Healthcare is a Good, Not a Right
“The government will be paying the bills, forcing doctors and hospitals to dance more and more to the government’s tune. Having to subject our health to this bureaucratic insanity and mismanagement is possibly the biggest danger we face. The great irony is that in turning the good of healthcare into a right, your life and liberty are put in jeopardy…”
Click here to read the full article: http://www.house.gov/paul/index.shtml
*** Scenario One: IF we must have healthcare reform there is a better way to do it besides the government. I have Medicare so the easy solution would be to extend it as is to everyone who wants it. Insurance companies could still sell Medigap insurance to cover the differences. That would lower insurance premiums considerably and raise taxes a lot less than what is currently being considered.
**** Scenario Two: IF we must have healthcare reform why not have those who have the expertise design it? Few people in Congress have any idea about medical care. Only a couple of them are Doctors and None are involved in the insurance industry other than taking their political donations.
Insurance companies have all the actuary tables. They have the risk factors down to a science. They have the cost for care in their computers. They know all the troubles and tribulations of every ailment and disease. They would be best equipped to come up with a universal health plan without any pie-in-the-sky cost for the insurance as we are getting from the politicians.
They could put it on the market and stay in business. With the current plan being pushed they would soon be out of business and a million or so more people would be unemployed. It would have to be reasonable and adjusted to income level. I don’t believe it should be absolutely free to anyone but very cheap for the poor. That would be available to all takers and would keep the government out of our personal business. I don’t know of much more personal than our relationship with our doctors.
I, for one, don’t think my health issues are any of the government’s business. Private enterprise will kick the stuffing out of government run programs every time. All it takes is an enterprising Insurance Company to come up with the plan. They would make a lot more money than spending trillions fighting the government take-over of their business.


Comments: 26
If you want to say it's expensive, we all can agree on that but then comes the rub. Many will not agree on why it's expensive. It is much easier to blame the private sector rather than realize it's reacting to the government mandates and meddling. The problem remains government interference at all levels of the game.
Simply allowing those of us between 62 and 65 who are eligible for social security but not for medicare and may have physical problems making retirement an option to partake would not only be good for these individuals but would open up thousands of jobs.
It could be that Obama and the Dems know this huge mess is scaring people enough that they'd breathe sighs of relief for a lesser but still expensive program. That would allow Obama to cry victory but not so quickly destroy what remains of fiscal sanity in DC...

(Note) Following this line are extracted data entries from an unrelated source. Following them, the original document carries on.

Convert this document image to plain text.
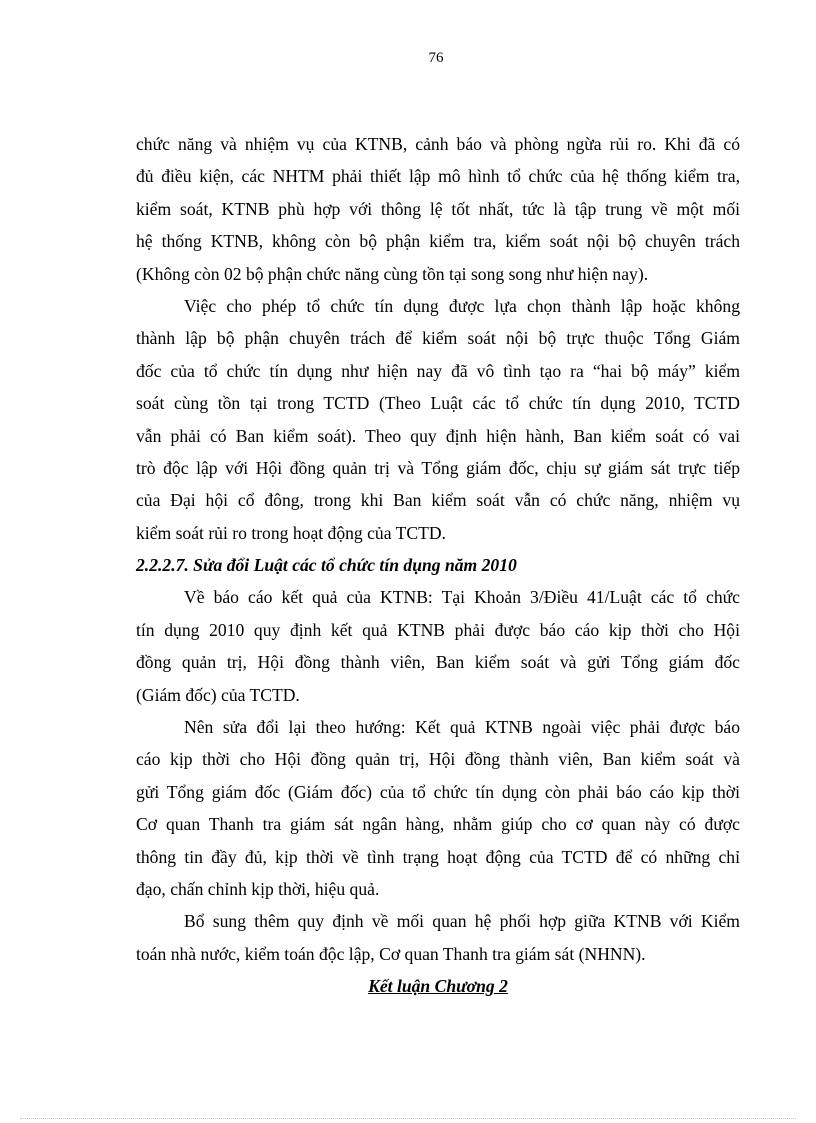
76
chức năng và nhiệm vụ của KTNB, cảnh báo và phòng ngừa rủi ro. Khi đã có
đủ điều kiện, các NHTM phải thiết lập mô hình tổ chức của hệ thống kiểm tra,
kiểm soát, KTNB phù hợp với thông lệ tốt nhất, tức là tập trung về một mối
hệ thống KTNB, không còn bộ phận kiểm tra, kiểm soát nội bộ chuyên trách
(Không còn 02 bộ phận chức năng cùng tồn tại song song như hiện nay).
Việc cho phép tổ chức tín dụng được lựa chọn thành lập hoặc không
thành lập bộ phận chuyên trách để kiểm soát nội bộ trực thuộc Tổng Giám
đốc của tổ chức tín dụng như hiện nay đã vô tình tạo ra “hai bộ máy” kiểm
soát cùng tồn tại trong TCTD (Theo Luật các tổ chức tín dụng 2010, TCTD
vẫn phải có Ban kiểm soát). Theo quy định hiện hành, Ban kiểm soát có vai
trò độc lập với Hội đồng quản trị và Tổng giám đốc, chịu sự giám sát trực tiếp
của Đại hội cổ đông, trong khi Ban kiểm soát vẫn có chức năng, nhiệm vụ
kiểm soát rủi ro trong hoạt động của TCTD.
2.2.2.7. Sửa đổi Luật các tổ chức tín dụng năm 2010
Về báo cáo kết quả của KTNB: Tại Khoản 3/Điều 41/Luật các tổ chức
tín dụng 2010 quy định kết quả KTNB phải được báo cáo kịp thời cho Hội
đồng quản trị, Hội đồng thành viên, Ban kiểm soát và gửi Tổng giám đốc
(Giám đốc) của TCTD.
Nên sửa đổi lại theo hướng: Kết quả KTNB ngoài việc phải được báo
cáo kịp thời cho Hội đồng quản trị, Hội đồng thành viên, Ban kiểm soát và
gửi Tổng giám đốc (Giám đốc) của tổ chức tín dụng còn phải báo cáo kịp thời
Cơ quan Thanh tra giám sát ngân hàng, nhằm giúp cho cơ quan này có được
thông tin đầy đủ, kịp thời về tình trạng hoạt động của TCTD để có những chỉ
đạo, chấn chỉnh kịp thời, hiệu quả.
Bổ sung thêm quy định về mối quan hệ phối hợp giữa KTNB với Kiểm
toán nhà nước, kiểm toán độc lập, Cơ quan Thanh tra giám sát (NHNN).
Kết luận Chương 2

You may need a car but you want to look around and pick the best one, not necessarly the one the salesman is trying to pressure you into buying.
Even before that, you'll need to address the frivolous lawsuits because you'll have the red tape right back if you do not. These lawsuits cause the most damage because they don't have any ground behind them, judges just let people who refuse to listen then charge someone else for their own lax of responsibility to pay. Then that creates red tape, and increases sosts to you and me because of it.

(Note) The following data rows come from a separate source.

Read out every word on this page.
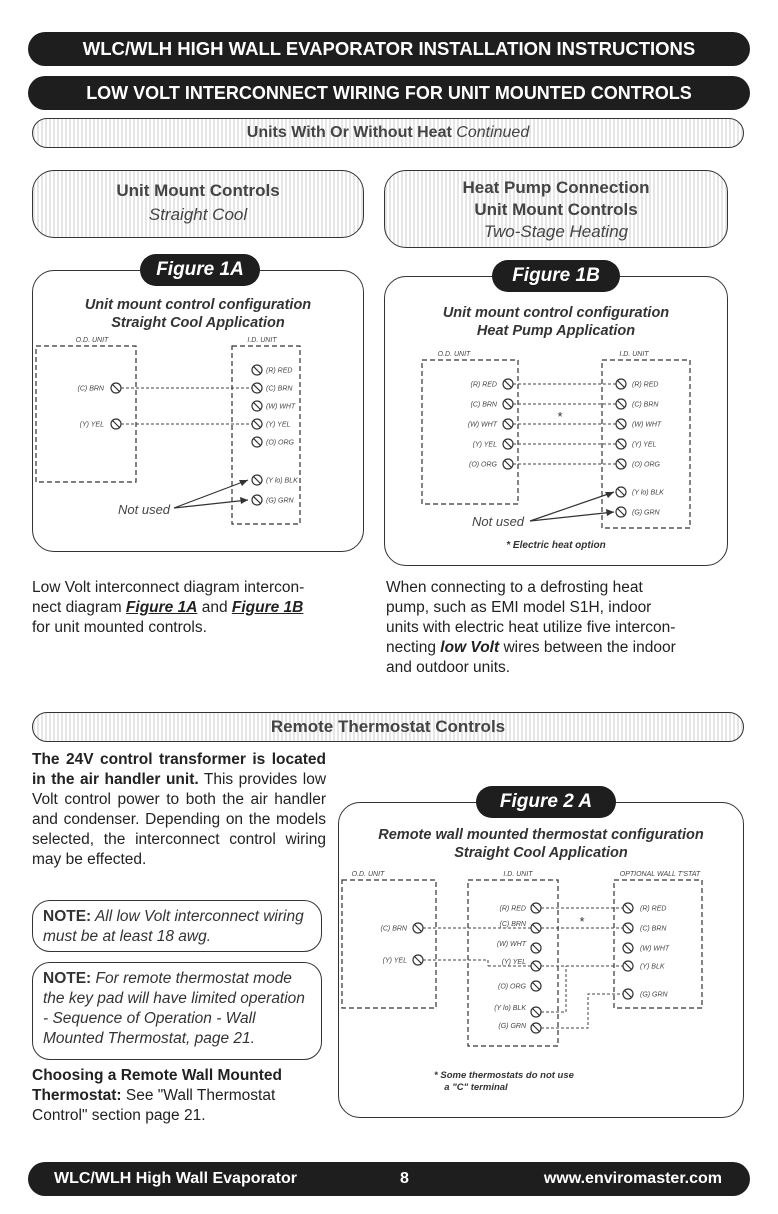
WLC/WLH HIGH WALL EVAPORATOR INSTALLATION INSTRUCTIONS
LOW VOLT INTERCONNECT WIRING FOR UNIT MOUNTED CONTROLS
Units With Or Without Heat Continued
Unit Mount Controls
Straight Cool
Heat Pump Connection
Unit Mount Controls
Two-Stage Heating
Figure 1A
Unit mount control configuration
Straight Cool Application
O.D. UNIT	I.D. UNIT
(C) BRN
(Y) YEL
(R) RED
(C) BRN
(W) WHT
(Y) YEL
(O) ORG
(Y lo) BLK
(G) GRN
Not used
Figure 1B
Unit mount control configuration
Heat Pump Application
O.D. UNIT	I.D. UNIT
(R) RED
(C) BRN
(W) WHT
(Y) YEL
(O) ORG
*
(R) RED
(C) BRN
(W) WHT
(Y) YEL
(O) ORG
(Y lo) BLK
(G) GRN
Not used
* Electric heat option
Low Volt interconnect diagram intercon-
nect diagram Figure 1A and Figure 1B
for unit mounted controls.
When connecting to a defrosting heat
pump, such as EMI model S1H, indoor
units with electric heat utilize five intercon-
necting low Volt wires between the indoor
and outdoor units.
Remote Thermostat Controls
The 24V control transformer is located in the air handler unit. This provides low Volt control power to both the air handler and condenser. Depending on the models selected, the interconnect control wiring may be effected.
NOTE: All low Volt interconnect wiring must be at least 18 awg.
NOTE: For remote thermostat mode the key pad will have limited operation - Sequence of Operation - Wall Mounted Thermostat, page 21.
Choosing a Remote Wall Mounted Thermostat: See "Wall Thermostat Control" section page 21.
Figure 2 A
Remote wall mounted thermostat configuration
Straight Cool Application
O.D. UNIT	I.D. UNIT	OPTIONAL WALL T'STAT
(C) BRN
(Y) YEL
(R) RED
(C) BRN
(W) WHT
(Y) YEL
(O) ORG
(Y lo) BLK
(G) GRN
(R) RED
(C) BRN
(W) WHT
(Y) BLK
(G) GRN
*
* Some thermostats do not use
a "C" terminal
WLC/WLH High Wall Evaporator	8	www.enviromaster.com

To reduce the problem, you would have to address every issue in order of it's own importance, and frivolous lawsuits are one of, if not the top issue.

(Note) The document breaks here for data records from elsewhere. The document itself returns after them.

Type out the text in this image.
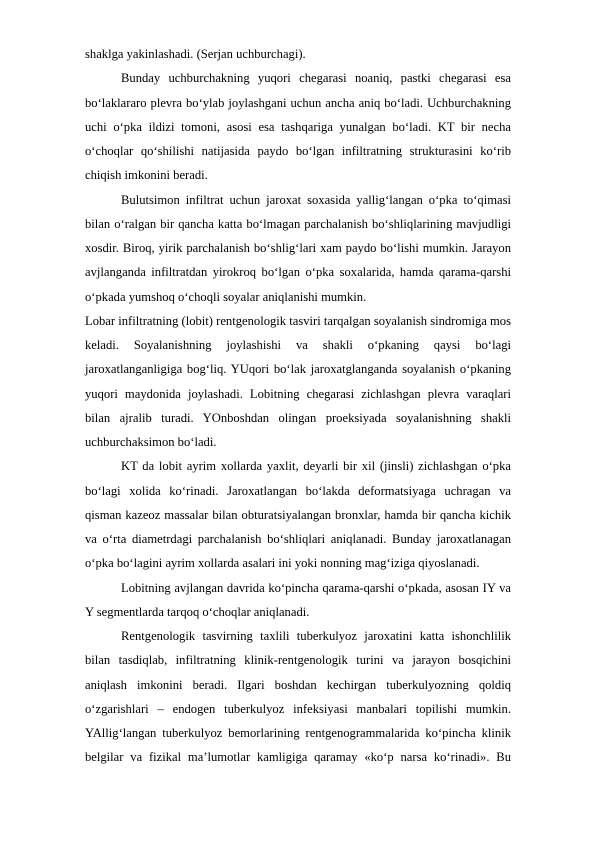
shaklga yakinlashadi. (Serjan uchburchagi).

Bunday uchburchakning yuqori chegarasi noaniq, pastki chegarasi esa bo‘laklararo plevra bo‘ylab joylashgani uchun ancha aniq bo‘ladi. Uchburchakning uchi o‘pka ildizi tomoni, asosi esa tashqariga yunalgan bo‘ladi. KT bir necha o‘choqlar qo‘shilishi natijasida paydo bo‘lgan infiltratning strukturasini ko‘rib chiqish imkonini beradi.

Bulutsimon infiltrat uchun jaroxat soxasida yallig‘langan o‘pka to‘qimasi bilan o‘ralgan bir qancha katta bo‘lmagan parchalanish bo‘shliqlarining mavjudligi xosdir. Biroq, yirik parchalanish bo‘shlig‘lari xam paydo bo‘lishi mumkin. Jarayon avjlanganda infiltratdan yirokroq bo‘lgan o‘pka soxalarida, hamda qarama-qarshi o‘pkada yumshoq o‘choqli soyalar aniqlanishi mumkin.

Lobar infiltratning (lobit) rentgenologik tasviri tarqalgan soyalanish sindromiga mos keladi. Soyalanishning joylashishi va shakli o‘pkaning qaysi bo‘lagi jaroxatlanganligiga bog‘liq. YUqori bo‘lak jaroxatglanganda soyalanish o‘pkaning yuqori maydonida joylashadi. Lobitning chegarasi zichlashgan plevra varaqlari bilan ajralib turadi. YOnboshdan olingan proeksiyada soyalanishning shakli uchburchaksimon bo‘ladi.

KT da lobit ayrim xollarda yaxlit, deyarli bir xil (jinsli) zichlashgan o‘pka bo‘lagi xolida ko‘rinadi. Jaroxatlangan bo‘lakda deformatsiyaga uchragan va qisman kazeoz massalar bilan obturatsiyalangan bronxlar, hamda bir qancha kichik va o‘rta diametrdagi parchalanish bo‘shliqlari aniqlanadi. Bunday jaroxatlanagan o‘pka bo‘lagini ayrim xollarda asalari ini yoki nonning mag‘iziga qiyoslanadi.

Lobitning avjlangan davrida ko‘pincha qarama-qarshi o‘pkada, asosan IY va Y segmentlarda tarqoq o‘choqlar aniqlanadi.

Rentgenologik tasvirning taxlili tuberkulyoz jaroxatini katta ishonchlilik bilan tasdiqlab, infiltratning klinik-rentgenologik turini va jarayon bosqichini aniqlash imkonini beradi. Ilgari boshdan kechirgan tuberkulyozning qoldiq o‘zgarishlari – endogen tuberkulyoz infeksiyasi manbalari topilishi mumkin. YAllig‘langan tuberkulyoz bemorlarining rentgenogrammalarida ko‘pincha klinik belgilar va fizikal ma’lumotlar kamligiga qaramay «ko‘p narsa ko‘rinadi». Bu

Free people can contract for services, but when the government intervenes to set the terms of a transaction, both lose their freedom. For example, when the government sets (not negotiates ... sets) the prices it will pay for a physician's services under Medicare, the physician loses the freedom to charge a reasonable price for his/her services. But, the patient also loses the right to a reasonable amount of time with the physician because he/she must see a large number of patients to cover expenses at the price set by the government.
I used to be free to select my physician based on what he/she charged, among other things. My physician used to be free to charge or not charge patients based on their ability to pay. Both lost their rights when the government implemented Medicare and health care has never been the same since.
I think we should do what the Col. and I have done; align ourselves with like-minded people, follow those who have integrity and have been totally dedicated to working towards things which will lead us in the right direction. That direction would be back to the Constitution, the Bill of Rights, freedom of speech, the right to life, liberty, and the pursuit of happiness.
They speak the truth, thus the message is always the same, no double-speak. They know big govt. is not better, just more bureaucracy which breeds more bureaucracy.
Less mandates, more freedom; free market to let the best rise to the top, and the sub-standard go by the wayside. Doctor to patient w/o govt. interference. When govt. mandated employers supply insurance coverage, then employees did not work healthcare out for themselves - they depended on someone else paying for most, if not all of it - entitlement.
Paid sick leave - entitlement; paid vacations - entitlement; paid personal days - entitlement. and on and on. People don't understand the difference between a right and being responsible.
Not sure what will stop this raging fire, but enough of us with fire extinguishers can sure give it a heck of a try.